Ghost-Writer is based loosely on the relationship between Henry James and his secretary, Theodora Bosanquet, who continued taking dictation, even after the writer had suffered a stroke.

But that’s where the similarity ends, according to Giannarelli. While James awoke “with a clouded mind,” Woolsey drops dead, right in the middle of dictating a sentence.

“I would call it ‘inspired’ by James,” she said. He and Woolsey share certain traits—both are rigid in their writing habits and both are dependent on a secretary who is part typist and part muse—but the fictional writer is not Henry James at all.

Ghost-Writer is Giannarelli’s third directing assignment at Quotidian, following on the heels of Faith Healer by Brian Friel in 2014 and A Lesson From Aloes by Athol Fugard two years later. The collaboration is no coincidence. She and Mumford, who founded the theater with  Jack Sbarbori in 1997, worked together at Washington Stage Guild for many years.

“We would work together more often if we could, but our schedules often conflict,” the director said, pointing out that both theaters stress the importance of honoring the playwright’s intent.

A graduate of Catholic University, Giannarelli chose to stay in DC at a time when most of her drama school classmates were making a beeline for New York. Since then, she has performed on virtually every stage in the Washington area.

Offstage, she works for the Library of Congress, where—along with countless other theater professionals—she produces audio books for the blind and handicapped. Known as “Talking Books,” the service was authorized by Congress in 1931.

“I heard about it serendipitously, when I was working at the Olney Theatre in 1979,” she said. That was 40 years ago and she’s been there ever since. “Longer than anyone else,” she laughed, “but I love it.”

Running Time: 90 minutes, with no intermission.

Ghost-Writer plays through April 28, 2019, at the Quotidian Theatre, located inside The Writer’s Center at 4508 Walsh St, Bethesda, MD. For tickets, call 301-816-1023 or go online.

Note: Michael Hollinger’s talk-back, highlighted in DCMTA last week, is sold out. However, tickets are still available for other performances.

A Postscript:

As often happens at Quotidian, much of the drama in Ghost-Writer is in the details. The props, in particular, are always accurate for the period. Looking around the set, for example, one sees …

A vintage Victrola, complete with its logo of a dog listening to “his master’s voice,”…

A manual typewriter, made by Nauman Ideal and produced, most likely, in 1909…

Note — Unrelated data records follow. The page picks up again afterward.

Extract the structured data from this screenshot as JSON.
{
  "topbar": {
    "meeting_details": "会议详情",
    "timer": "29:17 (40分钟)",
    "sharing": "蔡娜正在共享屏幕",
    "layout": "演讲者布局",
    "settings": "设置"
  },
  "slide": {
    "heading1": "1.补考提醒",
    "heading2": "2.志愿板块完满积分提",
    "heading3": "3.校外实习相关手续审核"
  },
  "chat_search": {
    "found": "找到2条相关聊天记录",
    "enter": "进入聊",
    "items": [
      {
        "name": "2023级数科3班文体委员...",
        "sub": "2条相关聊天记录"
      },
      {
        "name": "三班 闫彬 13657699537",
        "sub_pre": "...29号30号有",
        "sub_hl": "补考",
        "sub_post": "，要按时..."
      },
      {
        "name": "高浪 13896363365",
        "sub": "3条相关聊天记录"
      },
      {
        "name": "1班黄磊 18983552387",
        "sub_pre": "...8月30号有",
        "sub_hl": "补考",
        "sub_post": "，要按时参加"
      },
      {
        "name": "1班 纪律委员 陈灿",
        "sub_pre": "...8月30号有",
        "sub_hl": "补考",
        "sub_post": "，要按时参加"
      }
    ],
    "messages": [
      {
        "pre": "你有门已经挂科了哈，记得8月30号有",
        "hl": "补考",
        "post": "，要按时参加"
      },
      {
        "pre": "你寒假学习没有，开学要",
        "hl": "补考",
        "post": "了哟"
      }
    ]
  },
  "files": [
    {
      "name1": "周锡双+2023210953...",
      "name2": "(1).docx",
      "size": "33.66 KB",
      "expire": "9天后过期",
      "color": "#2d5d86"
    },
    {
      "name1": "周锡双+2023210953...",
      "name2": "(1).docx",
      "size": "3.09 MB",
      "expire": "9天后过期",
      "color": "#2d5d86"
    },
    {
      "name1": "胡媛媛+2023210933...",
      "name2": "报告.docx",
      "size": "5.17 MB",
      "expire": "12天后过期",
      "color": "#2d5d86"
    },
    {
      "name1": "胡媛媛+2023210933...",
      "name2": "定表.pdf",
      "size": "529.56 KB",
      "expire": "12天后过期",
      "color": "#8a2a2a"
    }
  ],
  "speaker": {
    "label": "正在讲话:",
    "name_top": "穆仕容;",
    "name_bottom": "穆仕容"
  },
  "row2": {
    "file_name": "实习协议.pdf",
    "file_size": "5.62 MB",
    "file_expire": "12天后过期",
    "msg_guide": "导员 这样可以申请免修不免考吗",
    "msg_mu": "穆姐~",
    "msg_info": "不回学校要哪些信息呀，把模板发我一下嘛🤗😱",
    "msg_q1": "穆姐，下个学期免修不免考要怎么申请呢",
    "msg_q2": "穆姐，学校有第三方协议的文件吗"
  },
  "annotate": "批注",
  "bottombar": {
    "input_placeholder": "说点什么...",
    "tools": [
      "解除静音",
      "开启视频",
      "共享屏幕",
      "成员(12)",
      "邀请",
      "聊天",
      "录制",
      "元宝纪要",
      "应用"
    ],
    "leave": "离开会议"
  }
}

Lace curtains at the windows overlooking the Queensboro Bridge…

The costumes include a ball gown as revealing as it is inappropriate for lunch  …

And a mourning outfit as dark and angry as the jealous widow inside it. (Stephanie Mumford, the widow in question, is also the designer.)

Most astonishing of all, there is real tea in the teacups and tea leaves in the strainer.